2 For a brief biographical
overview, see my article “Melesina Chenevix St. George Trench.”
The Female Spectator 10.2
(Summer 2006): 4-6. Print.
3 This unpublished
manuscript is currently housed in the Hampshire Record Office in
Winchester. It is listed as MS 23M93/13. For a full description of
the text and its significance see my article, "A Long-Forgotten
Sorrow: The Mourning Journal of Melesina Trench."

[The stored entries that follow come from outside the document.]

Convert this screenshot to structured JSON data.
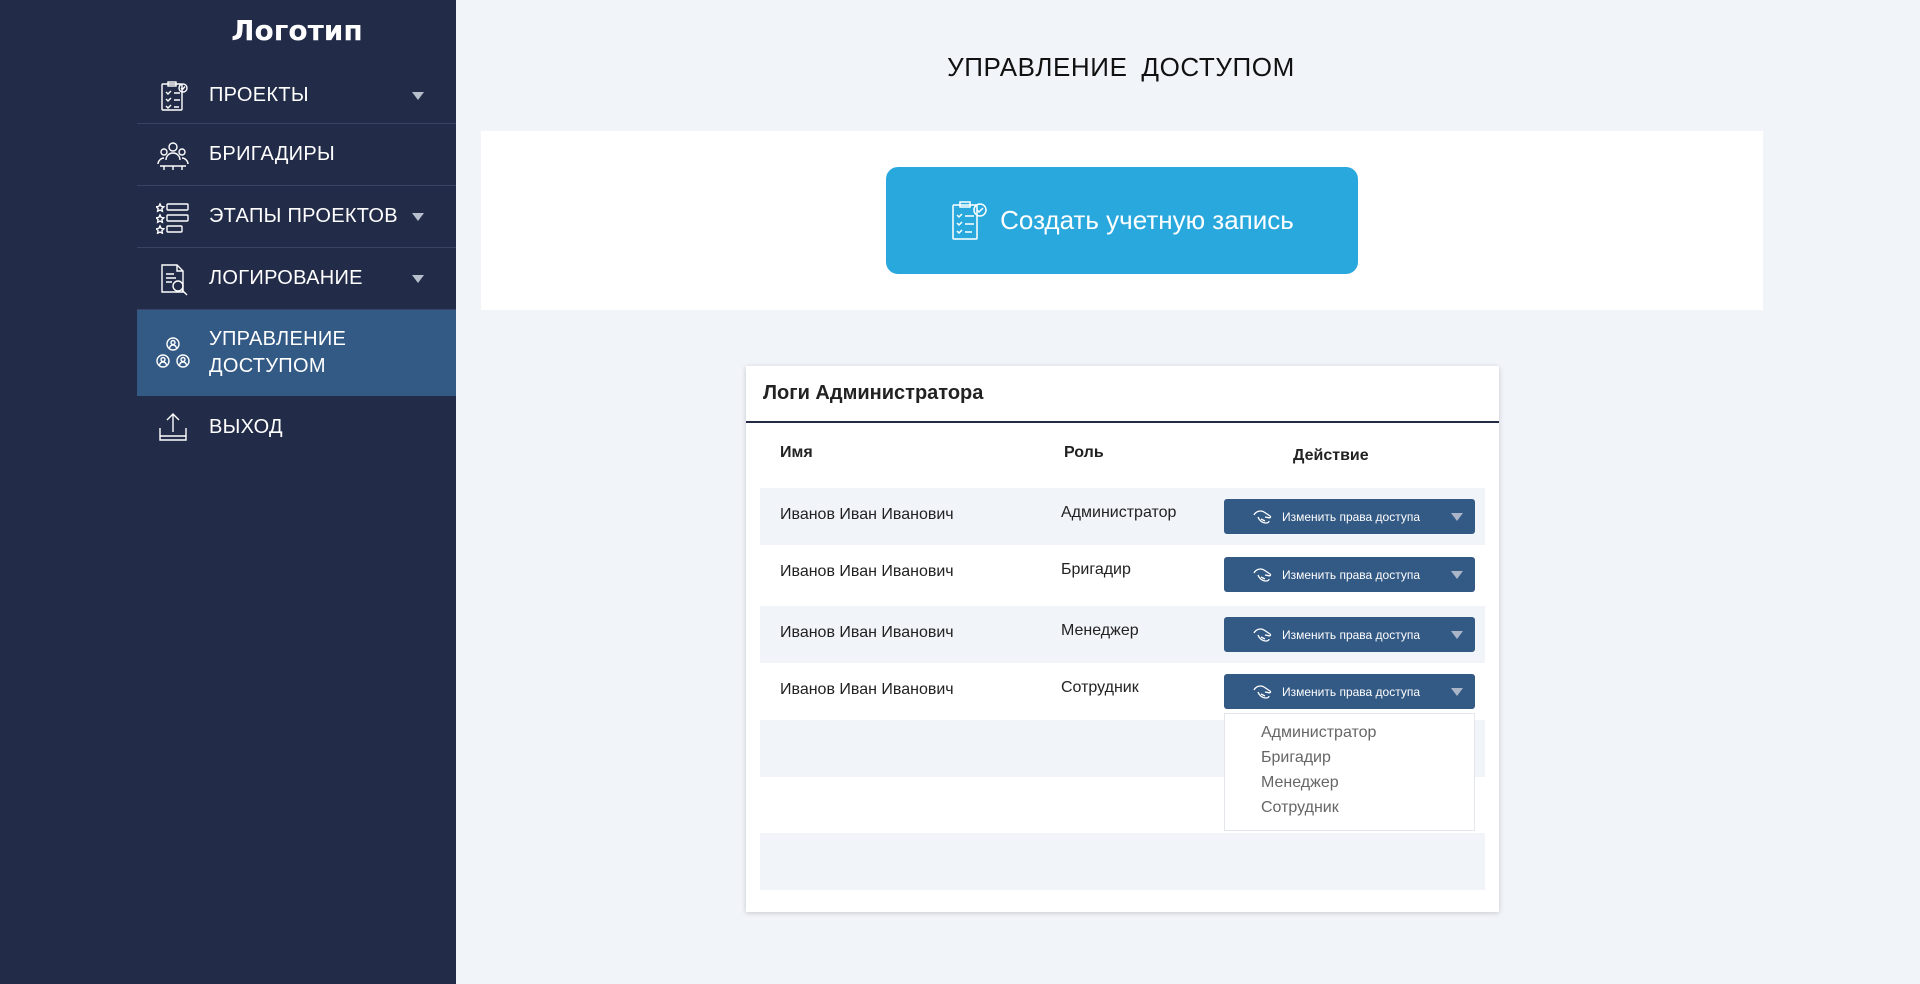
{
  "sidebar": {
    "logo": "Логотип",
    "items": [
      {
        "label": "ПРОЕКТЫ",
        "icon": "clipboard-check-icon"
      },
      {
        "label": "БРИГАДИРЫ",
        "icon": "team-icon"
      },
      {
        "label": "ЭТАПЫ ПРОЕКТОВ",
        "icon": "stages-list-icon"
      },
      {
        "label": "ЛОГИРОВАНИЕ",
        "icon": "log-search-icon"
      },
      {
        "label": "УПРАВЛЕНИЕ\nДОСТУПОМ",
        "icon": "access-users-icon"
      },
      {
        "label": "ВЫХОД",
        "icon": "logout-icon"
      }
    ]
  },
  "main": {
    "title": "УПРАВЛЕНИЕ ДОСТУПОМ",
    "create_button": "Создать учетную запись"
  },
  "table": {
    "title": "Логи Администратора",
    "headers": {
      "name": "Имя",
      "role": "Роль",
      "action": "Действие"
    },
    "rows": [
      {
        "name": "Иванов Иван Иванович",
        "role": "Администратор",
        "action": "Изменить права доступа"
      },
      {
        "name": "Иванов Иван Иванович",
        "role": "Бригадир",
        "action": "Изменить права доступа"
      },
      {
        "name": "Иванов Иван Иванович",
        "role": "Менеджер",
        "action": "Изменить права доступа"
      },
      {
        "name": "Иванов Иван Иванович",
        "role": "Сотрудник",
        "action": "Изменить права доступа"
      }
    ],
    "dropdown_options": [
      "Администратор",
      "Бригадир",
      "Менеджер",
      "Сотрудник"
    ]
  },
  "colors": {
    "sidebar_bg": "#222b48",
    "active_item": "#335985",
    "accent": "#29a8dd",
    "action_button": "#335985",
    "page_bg": "#f1f4f9"
  }
}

Eighteenth-Century Fiction
21:1 (Fall 2008): 153-77. Print.
4 When it became clear that
their half-brother, Charles Manners St. George, would not father any
children, the three surviving Trench sons (Francis, Richard and
Phillip) took the name “Chenevix Trench” as they were expected to
inherit the Chenevix properties.
5 In referring to the
writings and opinions of Melesina Trench before 1803, I will
continue to refer to her as “Trench,” although she was actually
still Mrs. St. George at this time. I feel justified in doing this
since the writing was published under the name of “the late Mrs.
Richard Trench,” and because it is simply less confusing to use a
consistent surname.
6 Unless otherwise
specified, all references to Trench’s travel journals refer to the
typescript prepared by her descendent, Arthur Richard Austen-Leigh
in the early twentieth century. Although Austen-Leigh sometimes
alters chronology in the service of narrative flow, his
transcriptions are as scrupulously accurate as it is possible to be,
given the physical challenges of the actual journals. His typescript
can be found in the Hampshire Record office, listed as MS
23/M93/3/1-17.
7
According to Milnes, “it was only upon the subsequent marriage of
Mrs. St. George to Mr. Trench, that the Duke returned her letters
and her portrait by the hands of Lady Carysfort, intimating with
great delicacy that he thought he had no longer the right to keep
them”(124). These letters (and his to her) are lost.